In discussione non è l’algebra politica ma il ruolo, forse persino il senso dei partiti stessi come infrastruttura della democrazia. Non è tempo di fusioni a freddo e matrimoni di convenienza. E’ tempo di riflettere e trovare risposte alla crisi della democrazia che possono scaturire da analisi non contingenti ma ancorate a visioni culturali in grado di leggere il presente ed orientarlo. Ci sarà il tempo giusto per affrontare questo impegno? O il calcolo pre-elettorale (nel 2023 si voterà per rinnovare il Parlamento per di più dimezzato nei numeri) metterà la sordina a urgenze di analisi e coerenza di una legge elettorale davvero utile?

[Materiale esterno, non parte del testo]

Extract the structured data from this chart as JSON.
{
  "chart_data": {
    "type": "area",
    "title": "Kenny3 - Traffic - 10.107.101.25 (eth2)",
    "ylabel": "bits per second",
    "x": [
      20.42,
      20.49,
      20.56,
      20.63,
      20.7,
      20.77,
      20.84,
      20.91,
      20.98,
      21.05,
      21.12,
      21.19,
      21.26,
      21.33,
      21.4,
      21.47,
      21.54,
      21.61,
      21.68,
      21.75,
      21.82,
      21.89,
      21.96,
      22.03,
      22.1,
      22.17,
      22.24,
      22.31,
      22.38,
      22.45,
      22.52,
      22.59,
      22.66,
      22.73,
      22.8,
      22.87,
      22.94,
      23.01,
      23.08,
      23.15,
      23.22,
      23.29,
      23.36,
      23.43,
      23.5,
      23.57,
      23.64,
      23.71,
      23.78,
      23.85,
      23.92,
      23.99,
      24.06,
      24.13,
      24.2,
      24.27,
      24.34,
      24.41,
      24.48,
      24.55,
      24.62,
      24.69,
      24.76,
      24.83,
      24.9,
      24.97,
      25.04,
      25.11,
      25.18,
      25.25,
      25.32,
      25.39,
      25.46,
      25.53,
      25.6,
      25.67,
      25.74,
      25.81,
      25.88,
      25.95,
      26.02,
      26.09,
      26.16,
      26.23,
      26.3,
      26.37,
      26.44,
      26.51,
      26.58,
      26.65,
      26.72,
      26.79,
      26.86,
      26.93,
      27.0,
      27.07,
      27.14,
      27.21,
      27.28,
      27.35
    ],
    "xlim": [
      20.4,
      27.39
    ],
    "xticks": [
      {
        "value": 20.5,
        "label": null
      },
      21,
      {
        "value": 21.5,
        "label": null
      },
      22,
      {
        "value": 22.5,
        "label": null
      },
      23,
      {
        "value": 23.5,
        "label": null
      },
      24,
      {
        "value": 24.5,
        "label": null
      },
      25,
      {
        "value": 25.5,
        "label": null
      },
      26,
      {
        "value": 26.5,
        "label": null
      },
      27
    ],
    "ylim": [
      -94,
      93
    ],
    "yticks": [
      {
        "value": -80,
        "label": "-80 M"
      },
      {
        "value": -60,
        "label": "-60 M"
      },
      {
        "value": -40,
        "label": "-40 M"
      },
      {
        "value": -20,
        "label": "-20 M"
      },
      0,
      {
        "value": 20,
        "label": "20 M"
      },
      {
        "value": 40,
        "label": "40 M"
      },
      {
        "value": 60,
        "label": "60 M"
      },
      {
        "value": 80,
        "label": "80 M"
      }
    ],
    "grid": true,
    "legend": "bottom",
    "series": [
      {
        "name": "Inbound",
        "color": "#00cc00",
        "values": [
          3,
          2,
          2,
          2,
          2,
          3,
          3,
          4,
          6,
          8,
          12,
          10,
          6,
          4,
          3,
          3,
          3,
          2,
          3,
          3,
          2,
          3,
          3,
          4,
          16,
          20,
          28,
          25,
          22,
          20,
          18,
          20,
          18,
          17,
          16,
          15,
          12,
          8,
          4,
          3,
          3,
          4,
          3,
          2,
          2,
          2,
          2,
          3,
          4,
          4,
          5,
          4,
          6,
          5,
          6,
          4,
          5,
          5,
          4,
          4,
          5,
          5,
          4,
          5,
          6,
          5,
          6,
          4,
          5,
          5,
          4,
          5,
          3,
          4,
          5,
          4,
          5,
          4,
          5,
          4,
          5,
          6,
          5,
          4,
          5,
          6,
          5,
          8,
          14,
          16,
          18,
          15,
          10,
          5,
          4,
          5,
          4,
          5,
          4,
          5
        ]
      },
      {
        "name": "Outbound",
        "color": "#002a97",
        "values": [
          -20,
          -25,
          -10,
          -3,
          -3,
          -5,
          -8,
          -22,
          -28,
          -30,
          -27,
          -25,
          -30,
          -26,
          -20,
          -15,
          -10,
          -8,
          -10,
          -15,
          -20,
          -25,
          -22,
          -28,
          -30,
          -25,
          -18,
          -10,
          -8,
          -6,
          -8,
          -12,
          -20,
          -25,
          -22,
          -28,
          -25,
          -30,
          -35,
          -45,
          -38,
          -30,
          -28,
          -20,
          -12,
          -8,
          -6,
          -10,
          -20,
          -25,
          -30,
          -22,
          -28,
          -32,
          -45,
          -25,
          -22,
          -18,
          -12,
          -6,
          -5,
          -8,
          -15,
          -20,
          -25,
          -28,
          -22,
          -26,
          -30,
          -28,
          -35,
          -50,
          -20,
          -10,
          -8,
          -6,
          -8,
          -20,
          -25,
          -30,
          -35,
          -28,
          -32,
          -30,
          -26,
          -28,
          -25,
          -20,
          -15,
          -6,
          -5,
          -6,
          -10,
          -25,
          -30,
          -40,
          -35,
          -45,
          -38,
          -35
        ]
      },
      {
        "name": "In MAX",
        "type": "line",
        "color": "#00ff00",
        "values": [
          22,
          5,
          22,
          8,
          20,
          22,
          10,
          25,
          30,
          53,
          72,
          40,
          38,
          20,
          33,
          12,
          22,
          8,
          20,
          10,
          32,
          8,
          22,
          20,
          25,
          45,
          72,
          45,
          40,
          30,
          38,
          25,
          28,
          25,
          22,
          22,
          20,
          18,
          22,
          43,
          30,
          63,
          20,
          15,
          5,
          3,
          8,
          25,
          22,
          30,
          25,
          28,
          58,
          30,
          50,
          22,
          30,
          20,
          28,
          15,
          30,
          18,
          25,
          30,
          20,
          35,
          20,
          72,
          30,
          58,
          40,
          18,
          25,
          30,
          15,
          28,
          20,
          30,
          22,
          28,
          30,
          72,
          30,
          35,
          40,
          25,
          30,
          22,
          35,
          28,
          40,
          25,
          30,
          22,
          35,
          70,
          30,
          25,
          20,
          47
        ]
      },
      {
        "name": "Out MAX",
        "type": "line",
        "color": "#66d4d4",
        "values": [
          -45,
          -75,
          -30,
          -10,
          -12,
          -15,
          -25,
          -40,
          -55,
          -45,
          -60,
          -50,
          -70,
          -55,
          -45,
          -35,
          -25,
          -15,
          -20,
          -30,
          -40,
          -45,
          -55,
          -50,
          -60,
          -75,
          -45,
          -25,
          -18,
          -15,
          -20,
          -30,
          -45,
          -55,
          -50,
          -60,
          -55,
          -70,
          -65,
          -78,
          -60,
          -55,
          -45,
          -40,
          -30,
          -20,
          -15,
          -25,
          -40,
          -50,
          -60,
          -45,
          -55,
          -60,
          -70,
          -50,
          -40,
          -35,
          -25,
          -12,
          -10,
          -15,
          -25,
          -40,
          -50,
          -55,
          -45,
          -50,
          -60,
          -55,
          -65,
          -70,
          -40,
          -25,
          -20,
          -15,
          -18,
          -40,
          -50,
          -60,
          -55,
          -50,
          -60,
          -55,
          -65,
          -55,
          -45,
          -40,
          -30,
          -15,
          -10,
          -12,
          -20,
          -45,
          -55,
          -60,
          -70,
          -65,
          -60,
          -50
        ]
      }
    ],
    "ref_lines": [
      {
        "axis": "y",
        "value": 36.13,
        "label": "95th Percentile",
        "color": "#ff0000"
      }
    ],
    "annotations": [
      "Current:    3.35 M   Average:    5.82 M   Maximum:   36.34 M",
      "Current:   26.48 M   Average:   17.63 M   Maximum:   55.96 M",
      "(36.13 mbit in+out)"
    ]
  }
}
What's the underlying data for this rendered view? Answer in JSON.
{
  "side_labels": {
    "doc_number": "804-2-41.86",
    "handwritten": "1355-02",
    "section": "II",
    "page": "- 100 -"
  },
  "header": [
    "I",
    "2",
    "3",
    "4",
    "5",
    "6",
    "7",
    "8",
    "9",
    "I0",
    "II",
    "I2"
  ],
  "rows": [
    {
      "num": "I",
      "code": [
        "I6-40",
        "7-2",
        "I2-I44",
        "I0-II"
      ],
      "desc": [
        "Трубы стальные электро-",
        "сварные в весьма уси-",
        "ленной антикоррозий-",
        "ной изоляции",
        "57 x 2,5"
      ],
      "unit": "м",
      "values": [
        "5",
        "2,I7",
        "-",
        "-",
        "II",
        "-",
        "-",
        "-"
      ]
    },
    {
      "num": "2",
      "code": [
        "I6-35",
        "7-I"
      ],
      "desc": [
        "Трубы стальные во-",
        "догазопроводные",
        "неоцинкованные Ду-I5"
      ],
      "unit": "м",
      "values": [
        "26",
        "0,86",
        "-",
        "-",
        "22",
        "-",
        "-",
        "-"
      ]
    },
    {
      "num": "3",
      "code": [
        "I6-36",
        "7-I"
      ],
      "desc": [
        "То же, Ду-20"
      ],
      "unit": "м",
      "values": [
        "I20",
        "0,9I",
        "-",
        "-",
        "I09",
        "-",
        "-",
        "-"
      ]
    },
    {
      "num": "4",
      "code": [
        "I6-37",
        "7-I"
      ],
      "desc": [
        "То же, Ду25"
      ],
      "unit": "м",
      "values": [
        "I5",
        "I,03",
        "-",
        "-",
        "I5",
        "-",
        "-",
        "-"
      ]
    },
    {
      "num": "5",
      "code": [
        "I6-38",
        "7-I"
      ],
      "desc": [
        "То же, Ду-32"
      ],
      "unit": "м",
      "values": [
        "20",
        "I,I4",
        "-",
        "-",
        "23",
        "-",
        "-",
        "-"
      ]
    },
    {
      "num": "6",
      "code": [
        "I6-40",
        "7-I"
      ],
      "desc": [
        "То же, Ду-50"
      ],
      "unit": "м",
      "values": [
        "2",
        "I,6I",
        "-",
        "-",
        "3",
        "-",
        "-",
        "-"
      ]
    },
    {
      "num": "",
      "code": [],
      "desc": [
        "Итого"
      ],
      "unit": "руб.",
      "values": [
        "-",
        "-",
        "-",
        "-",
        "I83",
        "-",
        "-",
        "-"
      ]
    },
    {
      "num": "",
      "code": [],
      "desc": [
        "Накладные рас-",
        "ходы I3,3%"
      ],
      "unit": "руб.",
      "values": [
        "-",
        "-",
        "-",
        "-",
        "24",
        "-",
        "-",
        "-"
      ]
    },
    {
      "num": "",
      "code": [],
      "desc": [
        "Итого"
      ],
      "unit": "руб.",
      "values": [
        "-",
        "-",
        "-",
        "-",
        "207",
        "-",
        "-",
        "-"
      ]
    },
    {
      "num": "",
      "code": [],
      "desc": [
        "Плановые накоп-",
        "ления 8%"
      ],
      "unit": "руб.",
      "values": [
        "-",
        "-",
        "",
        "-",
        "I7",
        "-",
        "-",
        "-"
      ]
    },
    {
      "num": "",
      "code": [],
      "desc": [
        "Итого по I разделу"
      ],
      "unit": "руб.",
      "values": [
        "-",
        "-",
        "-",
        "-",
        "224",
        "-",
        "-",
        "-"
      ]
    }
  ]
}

L’àncora del “semipresidenzialismo di fatto”.

Nutrire dubbi è lecito. Troppa retorica riformista è inutilmente scivolata nella discussione pubblica non andando oltre qualche titolo di giornale. Da ultimo quella sorta di mantra che con l’avvento del governo-Draghi abbiamo sentito annunciare da prestigiosi ed ascoltati editorialisti e opinion maker: Draghi spingerà i partiti a riformare sé stessi. Non era vero e non lo sarebbe potuto essere. Il Mattarella bis sta lì a confermarlo. Il compito è però urgente ed andrà subito ripreso. Il contesto non sarà agevole. Ciascun partito è auspicabile si sieda con voce unica al tavolo delle riforme. Al momento prevale la dodecafonia. Uno scatto di responsabilità sarebbe più che necessario.

Nel frattempo il sistema politico beneficerà di un altro anno sotto l’imprinting dell’asse istituzionale Draghi-Mattarella. Senza formale riforma, la politica italiana si muoverà nella prassi del “semi-presidenzialismo di fatto” che come accaduto sino ad oggi potrà continuare a garantire quella stabilità necessaria in relazione a questioni rilevanti per la ripresa del Paese come il Pnrr.